The Delhi High Court on Thursday stayed recovery of ₹329 crore penalty imposed by the income tax department on Vivo Mobile India, which manufactures and sells smartphones and accessories under the ‘Vivo’ and ‘iQOO’ brand names. The court also sought the tax department’s response to its ruling.
The court also stayed penalty orders passed by the department’s Transfer Pricing Officer (TPO) against smartphone maker Oppo India. People familiar with the matter pegged the penalty for seven assessment years (2016-23) for Oppo Mobiles India at about ₹5,000 crore.
A division bench led by Justice V Kameshwar stayed the TPO’s order asking Vivo Mobile India, a wholly-owned unit of Hong Kong-based Multi Accord, to pay ₹329.11 crore penalty on various grounds, including failure to accurately disclose the group’s holding structure and declaring Vivo China as an associated enterprise, besides several international transactions.
Both the cases will be heard next on September 23.
Senior counsel Arvind P Datar, appearing for Vivo, told the HC that the tax department’s penalty order was “ex facie wholly without jurisdiction, illegal, arbitrary, perverse”, in contravention of the mandatory provisions of the Income Tax Act, 1961, and in breach of the basic principles of natural justice and therefore, bad in law.
He argued that the department had imposed a penalty even for not submitting the shareholding pattern of the foreign trading entities from which purchases were made and for failing to furnish the complete purchase details from foreign trading entities, including the relationship with such entities.
Datar said the assessment proceeding for AY2019-20 is currently ongoing and the draft assessment order under Section 144C (1) had not been yet passed by the assessing officer. “Consequently, the substantive assessment proceedings for the year under consideration remain incomplete.

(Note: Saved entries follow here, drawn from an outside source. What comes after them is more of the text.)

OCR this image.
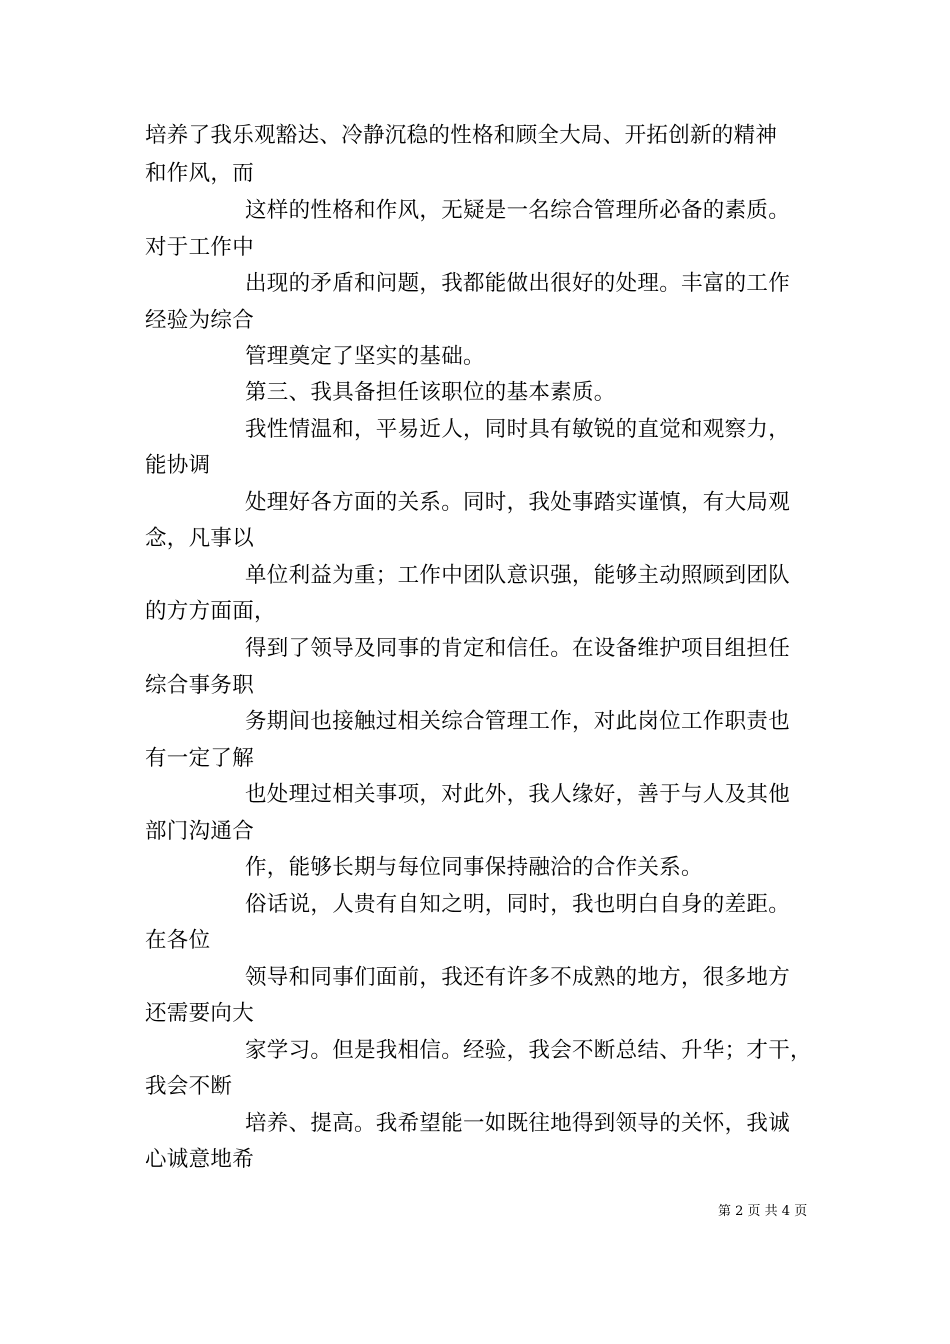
培养了我乐观豁达、冷静沉稳的性格和顾全大局、开拓创新的精神
和作风，而
这样的性格和作风，无疑是一名综合管理所必备的素质。
对于工作中
出现的矛盾和问题，我都能做出很好的处理。丰富的工作
经验为综合
管理奠定了坚实的基础。
第三、我具备担任该职位的基本素质。
我性情温和，平易近人，同时具有敏锐的直觉和观察力，
能协调
处理好各方面的关系。同时，我处事踏实谨慎，有大局观
念，凡事以
单位利益为重；工作中团队意识强，能够主动照顾到团队
的方方面面，
得到了领导及同事的肯定和信任。在设备维护项目组担任
综合事务职
务期间也接触过相关综合管理工作，对此岗位工作职责也
有一定了解
也处理过相关事项，对此外，我人缘好，善于与人及其他
部门沟通合
作，能够长期与每位同事保持融洽的合作关系。
俗话说，人贵有自知之明，同时，我也明白自身的差距。
在各位
领导和同事们面前，我还有许多不成熟的地方，很多地方
还需要向大
家学习。但是我相信。经验，我会不断总结、升华；才干，
我会不断
培养、提高。我希望能一如既往地得到领导的关怀，我诚
心诚意地希
第 2 页 共 4 页
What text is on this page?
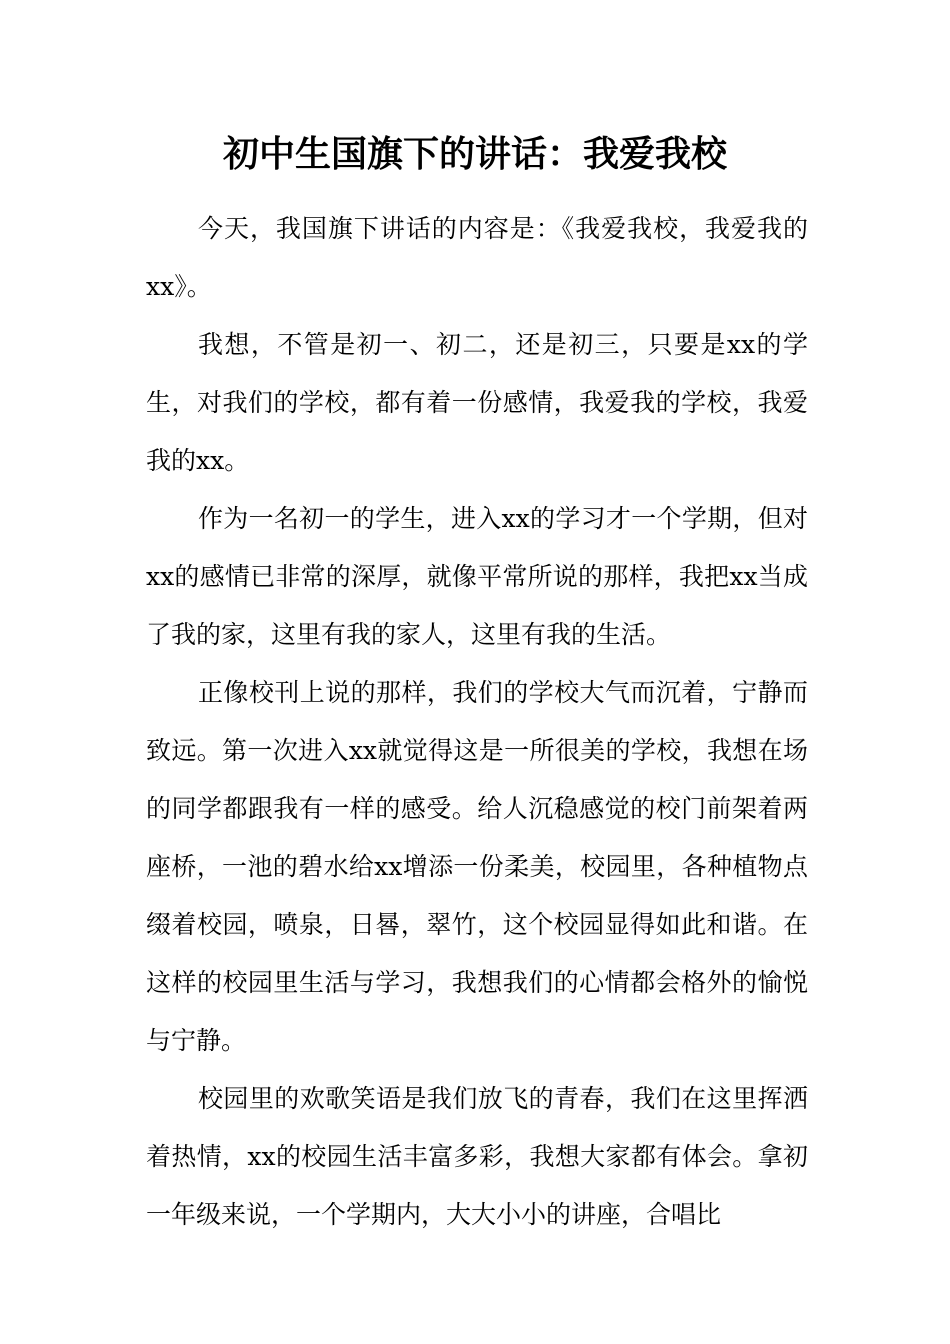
初中生国旗下的讲话：我爱我校

今天，我国旗下讲话的内容是：《我爱我校，我爱我的xx》。

我想，不管是初一、初二，还是初三，只要是xx的学生，对我们的学校，都有着一份感情，我爱我的学校，我爱我的xx。

作为一名初一的学生，进入xx的学习才一个学期，但对xx的感情已非常的深厚，就像平常所说的那样，我把xx当成了我的家，这里有我的家人，这里有我的生活。

正像校刊上说的那样，我们的学校大气而沉着，宁静而致远。第一次进入xx就觉得这是一所很美的学校，我想在场的同学都跟我有一样的感受。给人沉稳感觉的校门前架着两座桥，一池的碧水给xx增添一份柔美，校园里，各种植物点缀着校园，喷泉，日晷，翠竹，这个校园显得如此和谐。在这样的校园里生活与学习，我想我们的心情都会格外的愉悦与宁静。

校园里的欢歌笑语是我们放飞的青春，我们在这里挥洒着热情，xx的校园生活丰富多彩，我想大家都有体会。拿初一年级来说，一个学期内，大大小小的讲座，合唱比
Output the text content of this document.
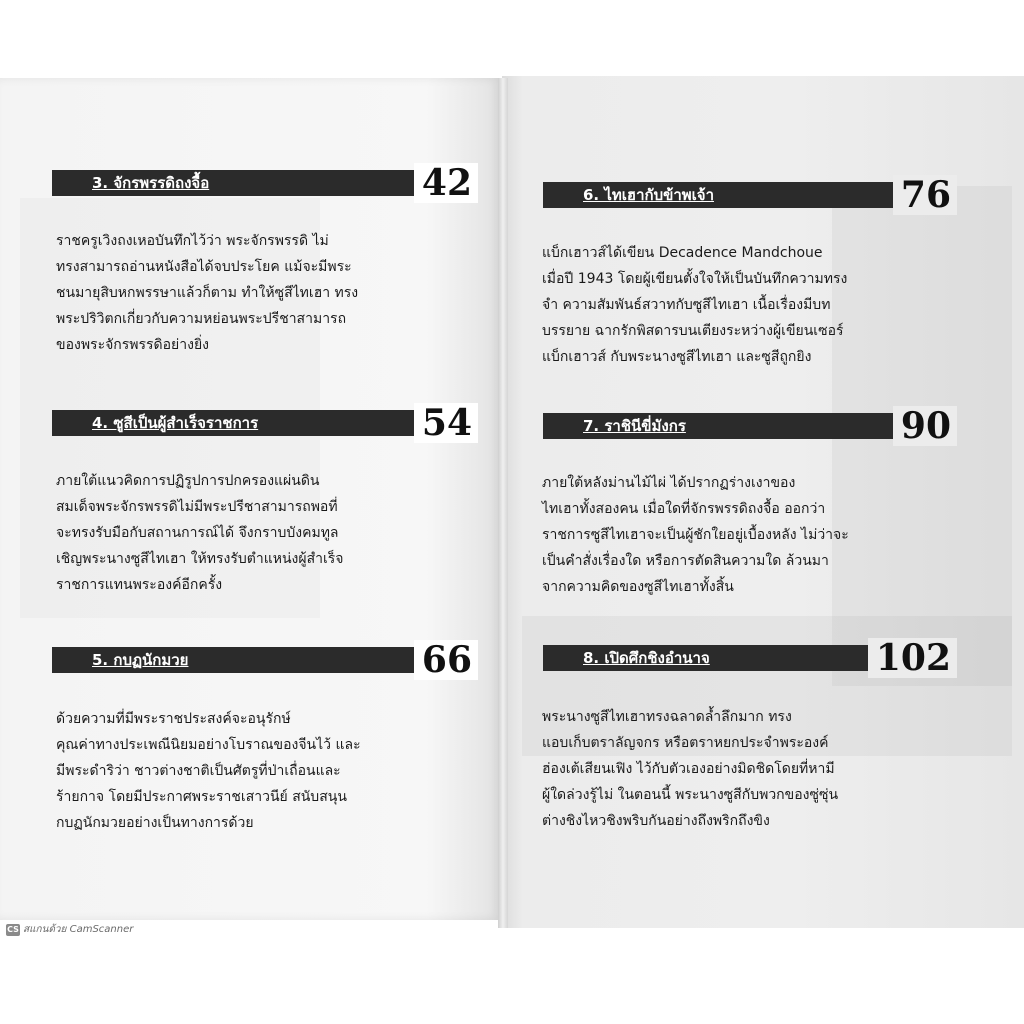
3. จักรพรรดิถงจื้อ	42
ราชครูเวิงถงเหอบันทึกไว้ว่า พระจักรพรรดิ ไม่
ทรงสามารถอ่านหนังสือได้จบประโยค แม้จะมีพระ
ชนมายุสิบหกพรรษาแล้วก็ตาม ทำให้ซูสีไทเฮา ทรง
พระปริวิตกเกี่ยวกับความหย่อนพระปรีชาสามารถ
ของพระจักรพรรดิอย่างยิ่ง
4. ซูสีเป็นผู้สำเร็จราชการ	54
ภายใต้แนวคิดการปฏิรูปการปกครองแผ่นดิน
สมเด็จพระจักรพรรดิไม่มีพระปรีชาสามารถพอที่
จะทรงรับมือกับสถานการณ์ได้ จึงกราบบังคมทูล
เชิญพระนางซูสีไทเฮา ให้ทรงรับตำแหน่งผู้สำเร็จ
ราชการแทนพระองค์อีกครั้ง
5. กบฏนักมวย	66
ด้วยความที่มีพระราชประสงค์จะอนุรักษ์
คุณค่าทางประเพณีนิยมอย่างโบราณของจีนไว้ และ
มีพระดำริว่า ชาวต่างชาติเป็นศัตรูที่ป่าเถื่อนและ
ร้ายกาจ โดยมีประกาศพระราชเสาวนีย์ สนับสนุน
กบฏนักมวยอย่างเป็นทางการด้วย
6. ไทเฮากับข้าพเจ้า	76
แบ็กเฮาวส์ได้เขียน Decadence Mandchoue
เมื่อปี 1943 โดยผู้เขียนตั้งใจให้เป็นบันทึกความทรง
จำ ความสัมพันธ์สวาทกับซูสีไทเฮา เนื้อเรื่องมีบท
บรรยาย ฉากรักพิสดารบนเตียงระหว่างผู้เขียนเซอร์
แบ็กเฮาวส์ กับพระนางซูสีไทเฮา และซูสีถูกยิง
7. ราชินีขี่มังกร	90
ภายใต้หลังม่านไม้ไผ่ ได้ปรากฏร่างเงาของ
ไทเฮาทั้งสองคน เมื่อใดที่จักรพรรดิถงจื้อ ออกว่า
ราชการซูสีไทเฮาจะเป็นผู้ชักใยอยู่เบื้องหลัง ไม่ว่าจะ
เป็นคำสั่งเรื่องใด หรือการตัดสินความใด ล้วนมา
จากความคิดของซูสีไทเฮาทั้งสิ้น
8. เปิดศึกชิงอำนาจ	102
พระนางซูสีไทเฮาทรงฉลาดล้ำลึกมาก ทรง
แอบเก็บตราลัญจกร หรือตราหยกประจำพระองค์
ฮ่องเต้เสียนเฟิง ไว้กับตัวเองอย่างมิดชิดโดยที่หามี
ผู้ใดล่วงรู้ไม่ ในตอนนี้ พระนางซูสีกับพวกของซู่ซุ่น
ต่างชิงไหวชิงพริบกันอย่างถึงพริกถึงขิง
CS สแกนด้วย CamScanner
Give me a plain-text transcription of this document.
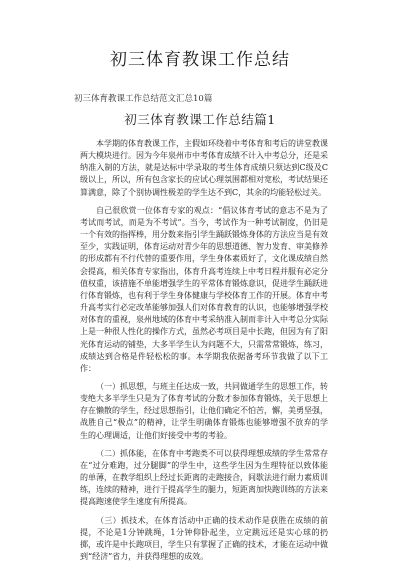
初三体育教课工作总结
初三体育教课工作总结范文汇总10篇
初三体育教课工作总结篇1

本学期的体育教课工作，主假如环绕着中考体育和考后的讲堂教课两大模块进行。因为今年泉州市中考体育成绩不计入中考总分，还是采纳准入制的方法，就是达标中学录取的考生体育成绩只须达到C级及C级以上，所以，所有包含家长的应试心理氛围都相对宽松，考试结果还算满意，除了个别协调性极差的学生达不到C，其余的均能轻松过关。

自己很欣赏一位体育专家的观点：“倡议体育考试的意志不是为了考试而考试，而是为不考试”。当今，考试作为一种考试制度，仍旧是一个有效的指挥棒，用分数来指引学生踊跃锻炼身体的方法应当是有效至少，实践证明，体育运动对青少年的思想道德、智力发育、审美修养的形成都有不行代替的重要作用，学生身体素质好了，文化课成绩自然会提高，相关体育专家指出，体育升高考连续上中考日程并服有必定分值权重，该措施不单能增强学生的平常体育锻炼意识，促进学生踊跃进行体育锻炼，也有利于学生身体健康与学校体育工作的开展。体育中考升高考实行必定改革能够加强人们对体育教育的认识，也能够增强学校对体育的重视，泉州地域的体育中考采纳准入制而非计入中考总分实际上是一种很人性化的操作方式，虽然必考项目是中长跑，但因为有了阳光体育运动的铺垫，大多半学生认为问题不大，只需常常锻炼，练习，成绩达到合格是件轻松松的事。本学期我依据备考环节我做了以下工作：

（一）抓思想，与班主任达成一致，共同做通学生的思想工作，转变绝大多半学生只是为了体育考试的分数才参加体育锻炼，关于思想上存在懒散的学生，经过思想指引，让他们确定不怕苦，懈，美勇坚强，战胜自己“极点”的精神，让学生明确体育锻炼也能够增强不放弃的学生的心理调适，让他们好接受中考的考验。

（二）抓体能，在体育中考跑类不可以获得理想成绩的学生常常存在“过分难跑，过分腿脚”的学生中，这些学生因为生理特征以致体能的单薄，在教学组织上经过长距离的走跑接合，间歇法进行耐力素质训练，连续的精神，进行于提高学生的腿力，短距离加快跑训练的方法来提高跑速使学生速度有所提高。

（三）抓技术，在体育活动中正确的技术动作是获胜在成绩的前提，不论是1分钟跳绳，1分钟仰卧起坐，立定跳远还是实心球的扔掷，或许是中长跑项目，学生只有掌握了正确的技术，才能在运动中做到“经济”省力，并获得理想的成效。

Therefore, in view of the provisions contained in Section 275 of the Act there is a complete bar to proceed with the penalty proceedings, and the limitation to complete the same has not yet commenced,” according to Vivo.
Vivo had filed its return of income for assessment year 2019-20 under Section 148, wherein it declared nil income. The case of Vivo was selected for scrutiny and notice was issued to it under Section 143(2).